Ost und West standen sich waffenstarrend gegenüber, die Menschen im früheren Grenzland saßen auf einem Pulverfass. Im Kriegsfall wären die US-Soldaten aus Bindlach nach Osten an die Front verlegt worden, erinnert sich Horten. Doch auch für sein Postamt gab es im Eskalationsfall einen Plan: Das Büro wäre nach Frankreich evakuiert worden. „Ich dachte nicht an einen Atomkrieg“, blickt er zurück. An der einstigen Grenze zum Ostblock war er nie, das gruselige Gefühl von Stacheldraht und Sperranlagen hat er nie kennengelernt. Kämpfen war nicht seine Sache, er musste Briefe sortieren.

Besuch beim Oktoberfest

Horton will auf seiner Deutschlandtour auch das Oktoberfest in München besuchen. „Ich trinke gerne Bier und esse Bratwürste mit Sauerkraut“, räumt er in lächelnd ein. Auch die Blasmusik gefällt ihm. Der studierte Historiker war an der Stanford Universität nahe San Francisco Vizepräsident, zuständig für Regierungsbeziehungen. Ende 2013 ging er in den Ruhestand. Gerne erinnert er sich an das legendäre Café Corso am Luitpoldplatz in Bayreuth, „das war eine laute, wilde Disco“. Seine drei Freunde schmunzeln, auch sie waren Stammgast im Corso. Im Oktober 1965 verließ Horton von Fürth aus Deutschland und kehrte in die USA zurück – der Militärdienst war zu Ende.

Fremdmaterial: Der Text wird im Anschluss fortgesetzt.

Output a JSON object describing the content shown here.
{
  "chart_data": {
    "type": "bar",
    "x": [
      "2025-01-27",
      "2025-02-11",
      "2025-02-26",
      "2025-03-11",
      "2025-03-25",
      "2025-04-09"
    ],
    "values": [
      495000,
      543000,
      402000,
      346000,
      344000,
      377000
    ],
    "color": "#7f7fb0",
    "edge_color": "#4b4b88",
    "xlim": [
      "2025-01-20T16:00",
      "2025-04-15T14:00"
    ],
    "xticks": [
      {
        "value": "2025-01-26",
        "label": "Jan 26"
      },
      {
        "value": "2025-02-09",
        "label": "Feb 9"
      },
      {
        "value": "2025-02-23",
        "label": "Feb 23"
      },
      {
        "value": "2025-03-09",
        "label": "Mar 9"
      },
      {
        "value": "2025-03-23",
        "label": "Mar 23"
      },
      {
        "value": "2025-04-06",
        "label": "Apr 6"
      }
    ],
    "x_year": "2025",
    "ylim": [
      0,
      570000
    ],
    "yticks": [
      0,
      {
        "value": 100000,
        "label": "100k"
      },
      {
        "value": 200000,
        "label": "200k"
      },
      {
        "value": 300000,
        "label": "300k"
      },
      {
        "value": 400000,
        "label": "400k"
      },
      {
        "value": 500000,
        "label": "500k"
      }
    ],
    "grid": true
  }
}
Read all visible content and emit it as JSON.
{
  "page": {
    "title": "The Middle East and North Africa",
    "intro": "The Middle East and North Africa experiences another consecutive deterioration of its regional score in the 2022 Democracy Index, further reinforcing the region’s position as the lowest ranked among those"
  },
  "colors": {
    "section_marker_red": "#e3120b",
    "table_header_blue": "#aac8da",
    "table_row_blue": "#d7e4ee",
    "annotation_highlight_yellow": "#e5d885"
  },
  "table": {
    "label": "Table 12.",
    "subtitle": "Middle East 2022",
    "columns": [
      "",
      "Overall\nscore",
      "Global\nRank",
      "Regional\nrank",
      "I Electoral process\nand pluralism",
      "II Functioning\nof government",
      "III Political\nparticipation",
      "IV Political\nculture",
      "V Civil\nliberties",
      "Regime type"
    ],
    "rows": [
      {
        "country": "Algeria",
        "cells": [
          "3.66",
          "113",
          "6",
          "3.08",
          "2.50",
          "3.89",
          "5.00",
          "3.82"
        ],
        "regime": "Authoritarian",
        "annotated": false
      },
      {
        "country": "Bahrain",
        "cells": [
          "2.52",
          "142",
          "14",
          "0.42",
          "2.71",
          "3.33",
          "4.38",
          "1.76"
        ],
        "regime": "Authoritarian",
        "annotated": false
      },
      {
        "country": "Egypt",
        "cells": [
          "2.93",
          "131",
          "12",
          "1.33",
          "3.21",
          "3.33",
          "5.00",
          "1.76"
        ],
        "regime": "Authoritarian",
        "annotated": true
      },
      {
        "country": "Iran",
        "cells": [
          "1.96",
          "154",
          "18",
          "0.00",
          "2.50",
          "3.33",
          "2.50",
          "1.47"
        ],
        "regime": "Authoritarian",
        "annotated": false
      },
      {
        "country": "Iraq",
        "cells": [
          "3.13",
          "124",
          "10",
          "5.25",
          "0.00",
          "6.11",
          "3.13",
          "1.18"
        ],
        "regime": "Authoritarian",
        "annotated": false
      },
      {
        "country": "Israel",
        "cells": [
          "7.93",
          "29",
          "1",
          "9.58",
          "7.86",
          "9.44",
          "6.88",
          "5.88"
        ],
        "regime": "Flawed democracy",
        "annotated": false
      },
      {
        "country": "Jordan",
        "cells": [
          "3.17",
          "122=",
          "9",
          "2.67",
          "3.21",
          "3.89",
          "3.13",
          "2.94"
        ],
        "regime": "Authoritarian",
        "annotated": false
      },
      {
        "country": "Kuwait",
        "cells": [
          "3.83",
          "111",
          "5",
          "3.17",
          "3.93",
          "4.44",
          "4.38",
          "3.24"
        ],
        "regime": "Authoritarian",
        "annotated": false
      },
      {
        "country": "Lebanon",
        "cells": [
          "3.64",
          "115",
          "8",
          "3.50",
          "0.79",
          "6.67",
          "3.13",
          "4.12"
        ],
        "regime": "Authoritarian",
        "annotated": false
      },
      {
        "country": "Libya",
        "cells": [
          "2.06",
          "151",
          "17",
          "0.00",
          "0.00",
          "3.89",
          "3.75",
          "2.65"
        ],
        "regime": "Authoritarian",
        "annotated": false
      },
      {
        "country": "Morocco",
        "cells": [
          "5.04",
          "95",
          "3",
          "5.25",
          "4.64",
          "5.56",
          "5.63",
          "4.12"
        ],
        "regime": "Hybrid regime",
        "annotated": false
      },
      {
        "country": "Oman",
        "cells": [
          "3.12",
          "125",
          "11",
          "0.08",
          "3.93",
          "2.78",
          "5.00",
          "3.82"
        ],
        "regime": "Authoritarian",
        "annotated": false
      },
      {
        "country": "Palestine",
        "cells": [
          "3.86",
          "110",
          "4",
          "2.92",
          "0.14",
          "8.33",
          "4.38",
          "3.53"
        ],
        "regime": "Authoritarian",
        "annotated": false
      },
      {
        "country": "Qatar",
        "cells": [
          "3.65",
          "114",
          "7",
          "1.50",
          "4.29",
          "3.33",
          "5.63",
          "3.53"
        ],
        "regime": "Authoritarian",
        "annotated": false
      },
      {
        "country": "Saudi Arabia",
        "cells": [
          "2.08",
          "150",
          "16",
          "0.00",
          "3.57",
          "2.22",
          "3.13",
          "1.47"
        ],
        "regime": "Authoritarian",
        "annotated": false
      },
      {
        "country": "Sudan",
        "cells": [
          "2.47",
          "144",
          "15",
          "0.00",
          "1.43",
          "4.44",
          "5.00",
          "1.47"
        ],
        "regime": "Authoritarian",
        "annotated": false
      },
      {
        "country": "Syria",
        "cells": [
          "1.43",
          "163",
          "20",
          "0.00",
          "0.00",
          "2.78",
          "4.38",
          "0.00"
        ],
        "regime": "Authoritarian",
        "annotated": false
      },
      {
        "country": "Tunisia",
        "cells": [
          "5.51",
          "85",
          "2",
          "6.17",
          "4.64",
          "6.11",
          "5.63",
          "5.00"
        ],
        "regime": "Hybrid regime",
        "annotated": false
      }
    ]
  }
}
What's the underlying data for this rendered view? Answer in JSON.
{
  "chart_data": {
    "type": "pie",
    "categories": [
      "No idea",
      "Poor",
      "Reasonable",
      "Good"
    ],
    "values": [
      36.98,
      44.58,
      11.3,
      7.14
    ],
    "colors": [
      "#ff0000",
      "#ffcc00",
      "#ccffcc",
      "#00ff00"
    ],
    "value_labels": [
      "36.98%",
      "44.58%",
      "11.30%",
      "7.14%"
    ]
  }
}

Vom Vietnamkrieg verschont

In Vietnam war er nicht eingesetzt. Der Krieg eskalierte mit starken Truppenverlagerungen aus den USA erst später, berichtet Horton. In Stanford habe es massive Proteste gegen den Krieg gegeben. Der aktuellen Trump-Regierung in den USA steht Horton kritisch gegenüber. Trump sei nur wegen des speziellen US-Wahlsystems an die Macht gekommen. Ausschlaggebend sei die Zahl der Wahlmänner, nicht die Zahl der absoluten Stimmen. Er glaubt, dass sich das politische System in den USA „wieder selbst korrigiert“. Dann ist der Besuch auf dem Berg beendet.